歯周病の原因となる細菌には、動脈硬化を誘導する物質を出す働きがあることがわかっています。これにより、血管内に脂肪性の沈着物(プラーク)ができ血管内が細くなります。子のプラークが剝がれると、血管が詰まることもあり心疾患を引き起こします。
糖尿病
糖尿病は日本人に非常に罹患者数の多い病気です。糖尿病の方は以前から歯周病になりやすく、悪化しやすいとされてきました。そして近年は、歯周病の人は糖尿病が悪化しやすいこともわかっています。
歯周病原細菌は腫れた歯ぐきから血管内に入り、全身を回ります。この細菌が持っている毒素がTNF-αと呼ばれるインスリンの働きを邪魔する物質の生成を推し進め、血糖値が下がりにくくなるのです。

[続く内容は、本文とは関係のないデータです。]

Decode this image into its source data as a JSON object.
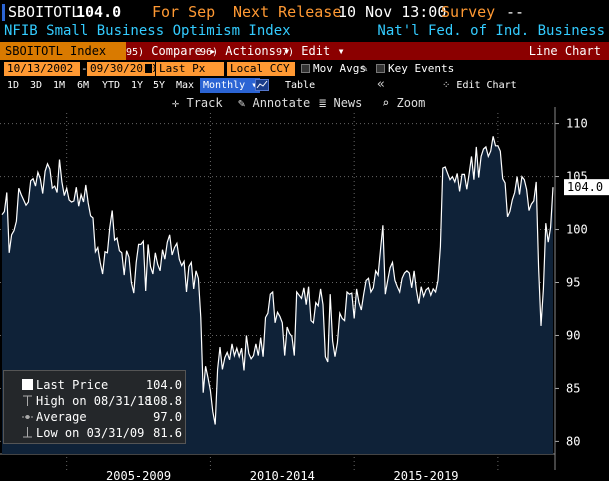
{
  "header": {
    "ticker": "SBOITOTL",
    "last_value": "104.0",
    "for_label": "For Sep",
    "next_release_label": "Next Release",
    "next_release_value": "10 Nov 13:00",
    "survey_label": "Survey",
    "survey_value": "--"
  },
  "description": {
    "name": "NFIB Small Business Optimism Index",
    "source": "Nat'l Fed. of Ind. Business"
  },
  "toolbar": {
    "index_label": "SBOITOTL Index",
    "compare_num": "95)",
    "compare_label": "Compare",
    "compare_arrow": "▸",
    "actions_num": "96)",
    "actions_label": "Actions",
    "actions_arrow": "▾",
    "edit_num": "97)",
    "edit_label": "Edit",
    "edit_arrow": "▾",
    "chart_type": "Line Chart"
  },
  "range": {
    "start_date": "10/13/2002",
    "dash": "-",
    "end_date": "09/30/2020",
    "price_field": "Last Px",
    "currency": "Local CCY",
    "mov_avgs_label": "Mov Avgs",
    "key_events_label": "Key Events"
  },
  "periods": {
    "items": [
      "1D",
      "3D",
      "1M",
      "6M",
      "YTD",
      "1Y",
      "5Y",
      "Max"
    ],
    "frequency": "Monthly",
    "frequency_arrow": "▾",
    "table_label": "Table",
    "collapse_glyph": "«",
    "edit_chart_label": "Edit Chart"
  },
  "chart_tools": {
    "track_label": "Track",
    "annotate_label": "Annotate",
    "news_label": "News",
    "zoom_label": "Zoom"
  },
  "legend": {
    "last_price_label": "Last Price",
    "last_price_value": "104.0",
    "high_label": "High on 08/31/18",
    "high_value": "108.8",
    "average_label": "Average",
    "average_value": "97.0",
    "low_label": "Low on 03/31/09",
    "low_value": "81.6"
  },
  "colors": {
    "line": "#ffffff",
    "fill": "#0f2238",
    "axis_text": "#ffffff",
    "grid": "#666666",
    "accent_orange": "#ff9933",
    "toolbar_red": "#8b0000",
    "desc_blue": "#33ccff"
  },
  "chart_data": {
    "type": "area",
    "ylim": [
      79,
      111
    ],
    "y_ticks": [
      80,
      85,
      90,
      95,
      100,
      105,
      110
    ],
    "x_tick_labels": [
      "2005-2009",
      "2010-2014",
      "2015-2019"
    ],
    "last_label": "104.0",
    "x_start": "2002-10",
    "x_end": "2020-09",
    "values": [
      101.4,
      101.7,
      103.5,
      97.8,
      99.5,
      99.9,
      100.8,
      103.9,
      103.3,
      102.8,
      102.3,
      102.6,
      104.6,
      104.8,
      104.1,
      105.4,
      104.8,
      103.4,
      105.5,
      106.2,
      105.7,
      103.9,
      104.1,
      103.5,
      106.6,
      104.5,
      103.2,
      103.9,
      102.8,
      102.6,
      102.7,
      104.0,
      102.2,
      103.3,
      102.6,
      104.2,
      102.5,
      101.3,
      101.1,
      97.9,
      98.3,
      96.9,
      95.8,
      97.9,
      97.8,
      100.2,
      101.8,
      99.0,
      99.2,
      98.0,
      97.8,
      95.7,
      98.0,
      97.4,
      95.0,
      94.0,
      96.9,
      98.6,
      98.6,
      98.9,
      94.2,
      98.6,
      96.5,
      95.8,
      97.8,
      96.7,
      96.1,
      98.1,
      97.2,
      98.8,
      99.5,
      97.6,
      98.3,
      98.7,
      97.2,
      96.6,
      97.0,
      94.1,
      96.5,
      96.9,
      94.4,
      96.1,
      95.4,
      91.7,
      84.6,
      87.1,
      86.0,
      84.8,
      82.8,
      81.6,
      86.8,
      88.9,
      86.8,
      87.9,
      88.4,
      87.7,
      89.2,
      88.1,
      88.8,
      88.0,
      88.8,
      86.7,
      90.0,
      88.3,
      87.8,
      88.1,
      89.2,
      88.1,
      89.8,
      88.0,
      91.7,
      92.1,
      93.9,
      94.1,
      91.2,
      92.2,
      91.8,
      91.2,
      88.1,
      90.8,
      90.2,
      89.9,
      88.1,
      94.1,
      93.8,
      93.5,
      94.5,
      92.9,
      94.6,
      91.4,
      91.2,
      93.1,
      92.8,
      94.4,
      92.9,
      88.0,
      87.5,
      93.9,
      89.5,
      88.0,
      89.3,
      92.1,
      91.6,
      91.4,
      94.1,
      93.9,
      94.0,
      91.6,
      94.4,
      93.1,
      92.4,
      93.9,
      95.2,
      95.4,
      94.1,
      94.5,
      96.1,
      95.7,
      98.1,
      100.4,
      93.9,
      95.2,
      96.4,
      96.9,
      95.2,
      94.6,
      94.1,
      95.4,
      95.9,
      96.1,
      95.9,
      94.5,
      96.1,
      94.3,
      93.0,
      94.6,
      93.7,
      94.3,
      94.5,
      93.8,
      94.4,
      94.1,
      95.2,
      98.4,
      105.8,
      105.9,
      105.3,
      104.7,
      105.0,
      104.5,
      105.3,
      103.6,
      105.2,
      105.2,
      103.8,
      105.3,
      106.9,
      104.7,
      107.8,
      104.9,
      106.9,
      107.6,
      107.8,
      106.9,
      107.4,
      108.8,
      107.9,
      107.9,
      107.4,
      104.8,
      104.4,
      101.2,
      101.7,
      102.8,
      103.5,
      105.0,
      103.3,
      105.0,
      104.7,
      103.8,
      101.8,
      102.4,
      102.7,
      104.5,
      96.4,
      90.9,
      94.4,
      100.6,
      98.8,
      100.2,
      104.0
    ]
  }
}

糖尿病の患者さんに歯周病治療を行うと、糖尿病が改善することもわかっています。
誤嚥性肺炎
誤嚥性肺炎は高齢者で死亡率が高い病気です。
高齢になると飲み込む筋肉の衰えなどにより、食べ物や飲み物が誤って気管に入ってしまいやすくなります。この時に一緒に口腔内の細菌は肺に入り、免疫力の衰えた高齢者では誤嚥性肺炎を発症してしまいます。
誤嚥性肺炎の原因となる細菌の多くは歯周病菌と言われており、予防のためには歯周病のコントロールが大切です。
その他
妊娠中の方が歯周病に罹患していると、早産や低出生体重児のリスクが高まることが知られています。
また、骨粗しょう症の患者さんは歯周病が進行しやすいとされていたり、歯周病源細菌が関節炎や糸球体腎炎を発症させるとの報告もあります。
このように、歯周病は全身の様々な臓器に影響を及ぼすのです。
歯周病予防のために大切なこと
歯周病予防のために大切なことは、細菌の塊であるプラークを取り除くことです。
日々のセルフケア
歯周病予防に最も大切なことは日々のセルフケアです。クリニックでどんなにお口の中をきれいにしても、その後のセルフケアが不十分だとすぐにプラークはたまってしまいます。歯ブラシやフロス、歯間ブラシなどを使ってきれいにプラークを除去するためには、ご自身に合った歯磨き方法をしっかり学ぶことが必要です。
ぜひ歯科医院で歯磨きの仕方を学びましょう。
クリニックでのプロフェッショナルケア
毎日の歯磨きを頑張っていても、自分では取り切れないプラークや歯石があります。定期的に歯科医院でのプロフェッショナルケアで、隅々までお口をきれいにすることで、健康な口腔内環境を保ちやすくなります。
禁煙を!
こちらも以前のブログでもお話しましたように、タバコは歯周病に大敵です!タバコには血管を収縮させる作用があり、歯ぐきの血流を悪くします。
喫煙することで、歯周病が進行しやすく、治療しても治りにくくなります。
歯周病予防には禁煙が一番です!
まとめ
歯周病はとても身近で罹患者数の多い病気です。しかし、全身に様々な悪影響を及ぼすことが知られています。健康に長生きするためには、お口の健康が欠かせません!
歯周病予防に最も大切なことは日々のセルフケアです。歯周病が悪化する前に適切にケアをすることで、健康な口腔内環境を守ることができます。
日々の歯磨きの仕方を学んだり、プロフェッショナルケアを受けたり、ぜひ定期的に歯科医院を受診しまししょう。